Die beiden Brüder erklärten das Licht und seine Bewegung im leeren Raum zu neuen Mitteln der Bildhauerei und forderten den Verzicht auf die etablierten Werkstoffe. Das Manifest markiert den Beginn einer Traditionslinie, die sich über László Moholy-Nagy (1895-1946), den in den 1920er-Jahren am Weimarer Bauhaus lehrenden Konstruktivisten und seinen Space Modulator“ (1939) bis in die Gegenwart verfolgen lässt (Link zu Zeittafel) – etwa zu den deutschen Künstlern Adolf Luther (1912-1990, sphärische Hohlspiegelobjekte), Heinz Mack (geb. 1931, luminokinetische Kunst) oder Uli Pohl (geb. 1935, lichtplastische Skulpturen).

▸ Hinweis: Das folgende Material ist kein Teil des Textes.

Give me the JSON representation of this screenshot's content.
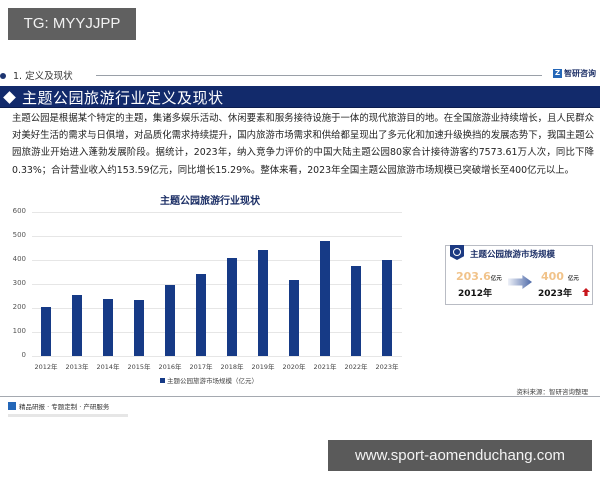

Kunststoff - idealer Werkstoff für die Künste
Gründe, als Künstler mit Kunststoff zu arbeiten, gibt es reichlich, zunächst einmal ganz pragmatische – diesseits von Wirkungsintention und spirituellem Überbau. Kunststoff fügt sich nahezu allen technischen und ästhetischen Anforderungen. Seine Wandlungsfähigkeit und Vielseitigkeit erweitern die künstlerischen Gestaltunsgmöglichkeiten immens, machen ihn geradezu zum Universalmaterial: Er ist biegsamer als Glas, geschmeidiger als Wolle und vermag Holz, Stein, Marmor oder Metalle täuschend zu imitieren und mithin zu ersetzen. Künstler geben Kunststoff zum einen aus Kostengründen häufig den Vorzug, denn Plastik ist nun mal wesentlich billiger als etwa Bronze. Zum anderen ziehen natürliche Werkstoffe immer dann den Kürzeren, wenn die Kunst ins Monumentale strebt, denn mit federleichtem Kunststoff ergeben sich – anders als bei Marmor oder Metall – keine gravierenden „Gewichtsprobleme“.

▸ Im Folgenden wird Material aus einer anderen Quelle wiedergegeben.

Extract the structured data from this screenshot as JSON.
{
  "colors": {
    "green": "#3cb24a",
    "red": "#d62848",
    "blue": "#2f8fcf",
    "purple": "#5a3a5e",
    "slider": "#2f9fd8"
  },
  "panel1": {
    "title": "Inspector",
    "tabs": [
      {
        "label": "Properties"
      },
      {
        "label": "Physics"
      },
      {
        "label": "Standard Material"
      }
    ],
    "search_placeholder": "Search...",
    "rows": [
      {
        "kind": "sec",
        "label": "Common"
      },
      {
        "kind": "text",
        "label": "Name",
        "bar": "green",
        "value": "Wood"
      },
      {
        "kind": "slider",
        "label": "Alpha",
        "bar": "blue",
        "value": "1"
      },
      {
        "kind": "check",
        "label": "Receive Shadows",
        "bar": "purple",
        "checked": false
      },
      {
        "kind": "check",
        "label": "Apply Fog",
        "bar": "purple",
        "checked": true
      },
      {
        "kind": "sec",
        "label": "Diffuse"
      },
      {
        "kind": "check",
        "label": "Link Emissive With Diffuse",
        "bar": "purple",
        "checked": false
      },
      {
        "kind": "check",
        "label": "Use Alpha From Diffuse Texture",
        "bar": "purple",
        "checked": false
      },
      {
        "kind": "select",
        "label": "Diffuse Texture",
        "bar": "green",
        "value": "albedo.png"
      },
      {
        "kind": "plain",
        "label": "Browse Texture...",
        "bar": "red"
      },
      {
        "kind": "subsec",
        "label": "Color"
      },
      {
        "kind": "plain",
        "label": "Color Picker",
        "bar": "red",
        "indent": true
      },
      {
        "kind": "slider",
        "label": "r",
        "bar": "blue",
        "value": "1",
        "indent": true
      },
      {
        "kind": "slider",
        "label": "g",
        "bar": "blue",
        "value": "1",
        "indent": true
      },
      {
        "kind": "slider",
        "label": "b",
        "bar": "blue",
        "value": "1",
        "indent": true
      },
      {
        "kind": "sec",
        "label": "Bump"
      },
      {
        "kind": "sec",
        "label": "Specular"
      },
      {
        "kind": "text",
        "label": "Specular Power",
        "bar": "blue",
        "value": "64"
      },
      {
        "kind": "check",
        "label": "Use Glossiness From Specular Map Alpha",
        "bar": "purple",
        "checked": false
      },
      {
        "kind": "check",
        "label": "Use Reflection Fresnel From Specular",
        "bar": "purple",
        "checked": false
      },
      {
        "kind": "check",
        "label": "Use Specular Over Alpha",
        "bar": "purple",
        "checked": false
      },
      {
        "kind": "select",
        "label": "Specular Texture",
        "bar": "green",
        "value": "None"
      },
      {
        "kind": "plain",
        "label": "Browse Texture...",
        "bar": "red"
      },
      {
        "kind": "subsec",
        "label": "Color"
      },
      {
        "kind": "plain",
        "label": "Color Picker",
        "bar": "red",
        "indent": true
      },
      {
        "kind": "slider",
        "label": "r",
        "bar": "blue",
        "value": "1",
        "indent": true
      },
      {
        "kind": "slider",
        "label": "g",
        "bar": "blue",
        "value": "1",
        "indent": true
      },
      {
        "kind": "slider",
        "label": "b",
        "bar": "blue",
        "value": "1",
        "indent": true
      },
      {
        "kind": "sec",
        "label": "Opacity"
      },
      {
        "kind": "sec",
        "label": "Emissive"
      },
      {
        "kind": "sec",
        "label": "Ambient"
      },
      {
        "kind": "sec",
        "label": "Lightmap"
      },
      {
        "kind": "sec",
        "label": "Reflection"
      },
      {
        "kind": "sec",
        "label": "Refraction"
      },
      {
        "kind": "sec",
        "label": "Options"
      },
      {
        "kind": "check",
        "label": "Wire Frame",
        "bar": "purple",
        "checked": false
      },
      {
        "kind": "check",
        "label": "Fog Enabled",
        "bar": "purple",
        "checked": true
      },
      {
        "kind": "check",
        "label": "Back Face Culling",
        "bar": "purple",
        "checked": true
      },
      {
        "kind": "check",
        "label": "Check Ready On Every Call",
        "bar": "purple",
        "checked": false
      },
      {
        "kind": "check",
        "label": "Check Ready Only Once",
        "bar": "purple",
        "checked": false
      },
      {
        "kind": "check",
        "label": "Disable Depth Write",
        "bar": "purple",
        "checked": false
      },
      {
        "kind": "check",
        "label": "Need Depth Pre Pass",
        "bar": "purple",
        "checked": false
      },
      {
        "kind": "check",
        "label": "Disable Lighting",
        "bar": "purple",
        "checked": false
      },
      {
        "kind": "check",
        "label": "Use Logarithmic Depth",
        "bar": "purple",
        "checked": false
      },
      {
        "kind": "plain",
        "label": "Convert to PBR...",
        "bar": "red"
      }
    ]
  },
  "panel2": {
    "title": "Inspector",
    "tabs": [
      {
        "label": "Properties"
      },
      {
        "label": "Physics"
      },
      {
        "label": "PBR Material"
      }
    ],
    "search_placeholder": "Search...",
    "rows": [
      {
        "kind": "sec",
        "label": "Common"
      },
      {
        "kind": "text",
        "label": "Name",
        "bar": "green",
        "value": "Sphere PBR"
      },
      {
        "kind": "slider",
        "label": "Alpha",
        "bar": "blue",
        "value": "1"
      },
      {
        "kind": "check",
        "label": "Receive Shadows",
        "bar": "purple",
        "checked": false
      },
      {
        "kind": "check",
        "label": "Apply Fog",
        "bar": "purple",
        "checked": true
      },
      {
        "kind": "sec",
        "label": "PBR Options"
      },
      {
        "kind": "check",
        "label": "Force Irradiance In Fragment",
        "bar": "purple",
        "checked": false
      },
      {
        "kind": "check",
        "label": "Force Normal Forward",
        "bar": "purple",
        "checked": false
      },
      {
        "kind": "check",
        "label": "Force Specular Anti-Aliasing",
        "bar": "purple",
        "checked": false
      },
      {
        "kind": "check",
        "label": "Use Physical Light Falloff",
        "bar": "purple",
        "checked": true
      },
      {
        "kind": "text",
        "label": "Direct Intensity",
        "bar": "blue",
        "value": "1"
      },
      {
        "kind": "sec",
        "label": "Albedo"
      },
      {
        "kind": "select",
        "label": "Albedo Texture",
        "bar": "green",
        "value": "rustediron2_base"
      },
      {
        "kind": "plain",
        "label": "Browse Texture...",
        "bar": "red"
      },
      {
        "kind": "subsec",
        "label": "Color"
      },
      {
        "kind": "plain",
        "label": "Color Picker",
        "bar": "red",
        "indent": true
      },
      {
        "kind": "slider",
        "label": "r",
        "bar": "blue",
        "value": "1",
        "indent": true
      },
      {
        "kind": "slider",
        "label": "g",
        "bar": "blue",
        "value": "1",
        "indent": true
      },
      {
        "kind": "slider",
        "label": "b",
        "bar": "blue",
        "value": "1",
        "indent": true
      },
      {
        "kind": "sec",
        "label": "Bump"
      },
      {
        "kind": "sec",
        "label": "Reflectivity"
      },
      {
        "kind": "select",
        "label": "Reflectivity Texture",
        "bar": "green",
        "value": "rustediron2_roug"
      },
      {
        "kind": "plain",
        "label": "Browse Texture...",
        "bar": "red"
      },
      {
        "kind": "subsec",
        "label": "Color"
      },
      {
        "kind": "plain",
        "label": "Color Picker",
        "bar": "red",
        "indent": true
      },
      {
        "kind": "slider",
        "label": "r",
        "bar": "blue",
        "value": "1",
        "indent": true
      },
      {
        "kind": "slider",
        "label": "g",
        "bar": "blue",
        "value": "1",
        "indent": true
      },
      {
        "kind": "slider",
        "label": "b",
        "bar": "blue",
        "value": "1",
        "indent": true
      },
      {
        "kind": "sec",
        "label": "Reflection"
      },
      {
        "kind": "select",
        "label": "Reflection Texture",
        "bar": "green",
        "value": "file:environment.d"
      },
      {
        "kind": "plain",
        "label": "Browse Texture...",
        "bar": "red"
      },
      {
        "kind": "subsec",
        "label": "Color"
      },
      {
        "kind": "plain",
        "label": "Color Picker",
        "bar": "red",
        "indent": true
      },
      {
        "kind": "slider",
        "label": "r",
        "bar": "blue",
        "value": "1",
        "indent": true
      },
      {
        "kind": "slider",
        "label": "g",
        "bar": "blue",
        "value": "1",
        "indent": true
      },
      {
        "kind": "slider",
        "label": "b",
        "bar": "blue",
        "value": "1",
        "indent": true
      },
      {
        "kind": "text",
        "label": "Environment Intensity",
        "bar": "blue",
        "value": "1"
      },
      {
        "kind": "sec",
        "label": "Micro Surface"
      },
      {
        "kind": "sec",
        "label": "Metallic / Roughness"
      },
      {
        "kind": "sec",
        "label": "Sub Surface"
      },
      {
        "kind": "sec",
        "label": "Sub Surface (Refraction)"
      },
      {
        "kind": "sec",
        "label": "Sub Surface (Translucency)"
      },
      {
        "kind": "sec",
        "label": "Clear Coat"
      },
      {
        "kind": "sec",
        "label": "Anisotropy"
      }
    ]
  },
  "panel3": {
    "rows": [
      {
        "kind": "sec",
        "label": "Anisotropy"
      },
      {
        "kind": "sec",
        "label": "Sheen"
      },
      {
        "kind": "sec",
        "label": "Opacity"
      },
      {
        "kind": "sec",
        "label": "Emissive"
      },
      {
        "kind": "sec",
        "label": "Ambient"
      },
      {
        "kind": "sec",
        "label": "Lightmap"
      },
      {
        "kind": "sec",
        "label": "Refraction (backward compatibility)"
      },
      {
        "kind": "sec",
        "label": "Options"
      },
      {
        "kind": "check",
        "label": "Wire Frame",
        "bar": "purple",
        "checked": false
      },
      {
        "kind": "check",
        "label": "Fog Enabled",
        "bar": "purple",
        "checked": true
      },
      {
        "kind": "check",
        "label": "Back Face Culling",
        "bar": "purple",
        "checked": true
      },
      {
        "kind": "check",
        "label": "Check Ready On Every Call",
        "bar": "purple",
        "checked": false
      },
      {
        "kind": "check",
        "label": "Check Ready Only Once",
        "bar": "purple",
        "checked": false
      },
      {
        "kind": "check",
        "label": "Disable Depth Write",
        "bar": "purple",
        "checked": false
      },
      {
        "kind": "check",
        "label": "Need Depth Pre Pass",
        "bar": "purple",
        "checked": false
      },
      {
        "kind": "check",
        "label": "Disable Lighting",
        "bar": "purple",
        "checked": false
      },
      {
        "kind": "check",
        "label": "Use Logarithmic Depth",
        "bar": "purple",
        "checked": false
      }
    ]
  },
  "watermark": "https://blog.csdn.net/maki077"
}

Auch die weltberühmten Nanas, hünenhaft-korpulente, bunt bemalte Frauenskulpturen der französischen Künstlerin Niki de Saint Phalle (1930-2002), hätten ohne den Gewichtsvorteil, den Polyester ihnen verschafft, wohl kaum solche Verbreitung gefunden. Allerdings war das auch schon alles, was Saint Phalle zur Verwendung von Kunststoff bewog: „Der Aspekt des Kunststoffs um seiner selbst willen oder sein ‚moderner‘ Charakter interessieren mich überhaupt nicht. Ich bemale ihn, und die Leute wissen nicht, was für ein Material es ist. Das Material zählt für mich nicht, es ist ein Mittel“, bekannte sie freimütig (Was Künstler über Kunststoff sagen...). Auch für die lebensecht wirkenden Menschenskulpturen, die US-Bildhauer Duane Hanson (1925-1996) ab den späten 1960er-Jahren als Repräsentanten des American Way of Life mithilfe von Gipsabdrücken (und: Gipsabdrücke II) schuf, spielt eine untergeordnete Rolle, dass mal Polyvinylacetat, mal Polyesterharz die Grundsubstanz bildete. Sie ist nämlich stets überdeckt von Kleidung, Farbe und Schminke. Ästhetische Eigenqualitäten des Kunststoffs kommen nicht zum Tragen, er ist reduziert auf reine Zwecktauglichkeit.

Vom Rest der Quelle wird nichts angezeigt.